Google is asking a judge for permission to immediately appeal his recent decision allowing search users to proceed claims that the company wrongly transmitted their queries to publishers.
“Without further clarification, the court’s order suggests that anyone who enters any search terms -- 'Britney Spears,' for example, or 'French toast recipe' -- can demonstrate constitutional injury so long as the search provider later discloses those search terms, even though no one’s identity is tied to the search,” the company writes in papers filed Friday with U.S. District Court Judge Edward Davila in the Northern District of California.
Google's request comes one month after Davila ruled in a long-running battle that search users have the right to proceed with claims that Google violated a federal law protecting the privacy of electronic communications.
The legal fight dates to 2010, when web users sued Google for allegedly violating their privacy by including search queries in "referer headers" -- the information that is automatically transmitted to sites that users click on when they leave Google.
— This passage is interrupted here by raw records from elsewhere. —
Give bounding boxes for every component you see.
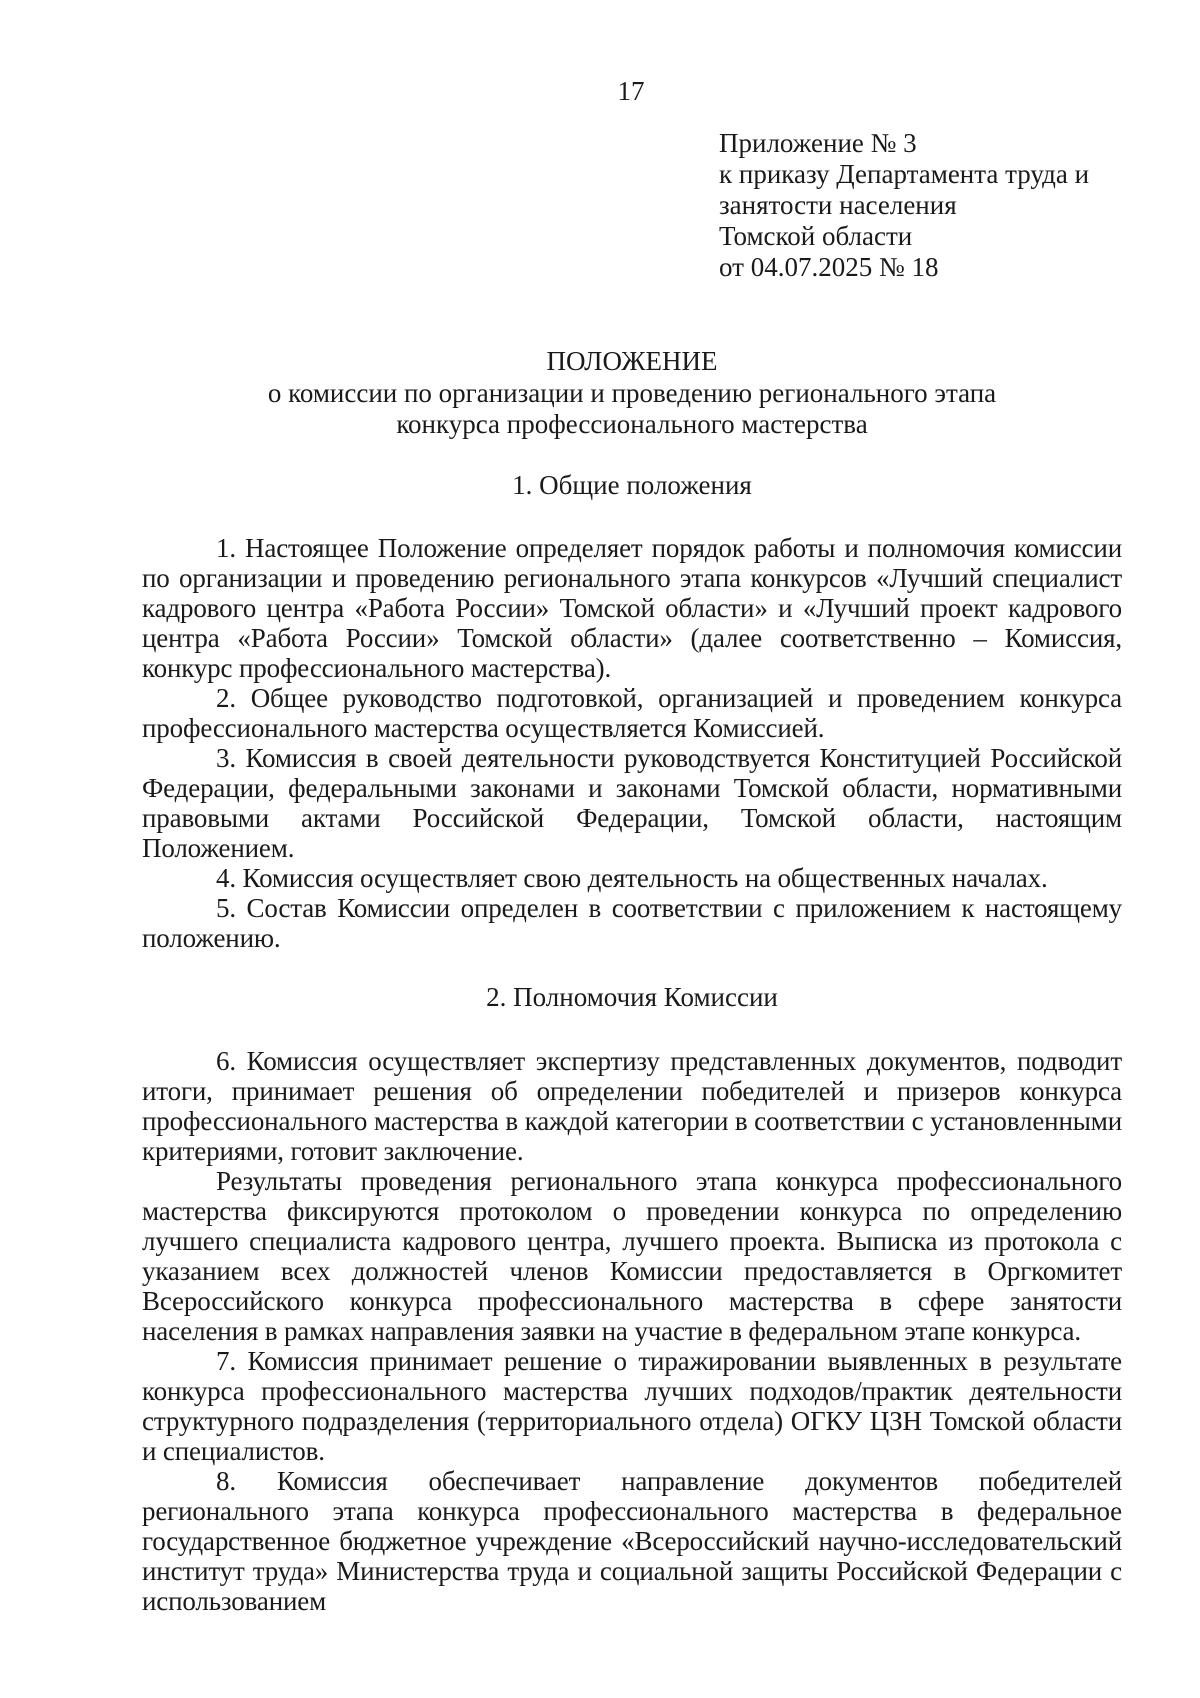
appendix-line: занятости населения <box>719 190 957 220</box>
appendix-line: Приложение № 3 <box>719 128 917 158</box>
section-body-powers <box>142 1046 1122 1616</box>
appendix-line: Томской области <box>719 221 913 251</box>
appendix-line: к приказу Департамента труда и <box>719 159 1090 189</box>
title-subtitle-line: конкурса профессионального мастерства <box>396 409 868 439</box>
paragraph: 8. Комиссия обеспечивает направление документов победителей регионального этапа конкурса профессионального мастерства в федеральное государственное бюджетное учреждение «Всероссийский научно-исследовательский институт труда» Министерства труда и социальной защиты Российской Федерации с использованием <box>142 1466 1122 1616</box>
paragraph: 7. Комиссия принимает решение о тиражировании выявленных в результате конкурса профессионального мастерства лучших подходов/практик деятельности структурного подразделения (территориального отдела) ОГКУ ЦЗН Томской области и специалистов. <box>142 1346 1122 1466</box>
paragraph: 5. Состав Комиссии определен в соответствии с приложением к настоящему положению. <box>142 893 1122 953</box>
paragraph: 6. Комиссия осуществляет экспертизу представленных документов, подводит итоги, принимает решения об определении победителей и призеров конкурса профессионального мастерства в каждой категории в соответствии с установленными критериями, готовит заключение. <box>142 1046 1122 1166</box>
paragraph: Результаты проведения регионального этапа конкурса профессионального мастерства фиксируются протоколом о проведении конкурса по определению лучшего специалиста кадрового центра, лучшего проекта. Выписка из протокола с указанием всех должностей членов Комиссии предоставляется в Оргкомитет Всероссийского конкурса профессионального мастерства в сфере занятости населения в рамках направления заявки на участие в федеральном этапе конкурса. <box>142 1166 1122 1346</box>
section-heading-powers: 2. Полномочия Комиссии <box>486 982 778 1012</box>
page-number: 17 <box>617 76 645 106</box>
title-subtitle-line: о комиссии по организации и проведению регионального этапа <box>267 378 997 408</box>
appendix-reference <box>719 128 1089 283</box>
paragraph: 1. Настоящее Положение определяет порядок работы и полномочия комиссии по организации и проведению регионального этапа конкурсов «Лучший специалист кадрового центра «Работа России» Томской области» и «Лучший проект кадрового центра «Работа России» Томской области» (далее соответственно – Комиссия, конкурс профессионального мастерства). <box>142 533 1122 683</box>
appendix-line: от 04.07.2025 № 18 <box>719 252 939 282</box>
title-main: ПОЛОЖЕНИЕ <box>546 346 718 376</box>
paragraph: 3. Комиссия в своей деятельности руководствуется Конституцией Российской Федерации, федеральными законами и законами Томской области, нормативными правовыми актами Российской Федерации, Томской области, настоящим Положением. <box>142 743 1122 863</box>
paragraph: 4. Комиссия осуществляет свою деятельность на общественных началах. <box>216 863 1048 893</box>
document-title <box>142 346 1122 440</box>
paragraph: 2. Общее руководство подготовкой, организацией и проведением конкурса профессионального мастерства осуществляется Комиссией. <box>142 683 1122 743</box>
section-heading-general: 1. Общие положения <box>512 470 752 500</box>
section-body-general <box>142 533 1122 953</box>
Some queries, like people's searches for their own names, can offer clues to users' identities. (Google no longer transmits search queries when people click on links in the results.)
In 2013, Google agreed to settle the lawsuit by donating $5.3 million to six nonprofits and schools, and to pay more than $2.1 million to the attorneys who brought the lawsuit.
But that settlement faced a challenge by Ted Frank, founder of the Center for Class Action Fairness, who argued that the deal didn't adequately compensate Google's users. The challenge went to the Supreme Court, which returned the case to Davila and directed him to decide whether the users experienced the kind of injury that warranted a federal lawsuit.
Google then asked Davila to dismiss the case altogether, arguing that the information transmitted in referrer headers doesn't identify anyone -- even “vanity searchers” who conduct searches on their names.
“A search for a person’s name, if disclosed to a third-party website operator through a referrer header, reveals nothing about the searcher because the third party cannot possibly know who conducted the search,” Google argued in papers filed earlier this year. “It could be anyone.”
Davila rejected that argument in June, ruling that the users could proceed with their lawsuit.
“Congress has ... identified a concrete privacy interest in communications stored with electronic communication service providers -- even if those communications cannot be linked to the user,” Davila wrote last month. “After all, information need not be personally identifying to be private.”
Google now wants to take the matter to the 9th Circuit Court of Appeals. The company argues that the complaint doesn't spell out how transmitting users' search queries effectively unmasked those users to outside publishers.
“No individual’s privacy can be harmed if no one knows whose words were revealed,” Google writes.
The matter is scheduled for a hearing in front of Davila on September 24.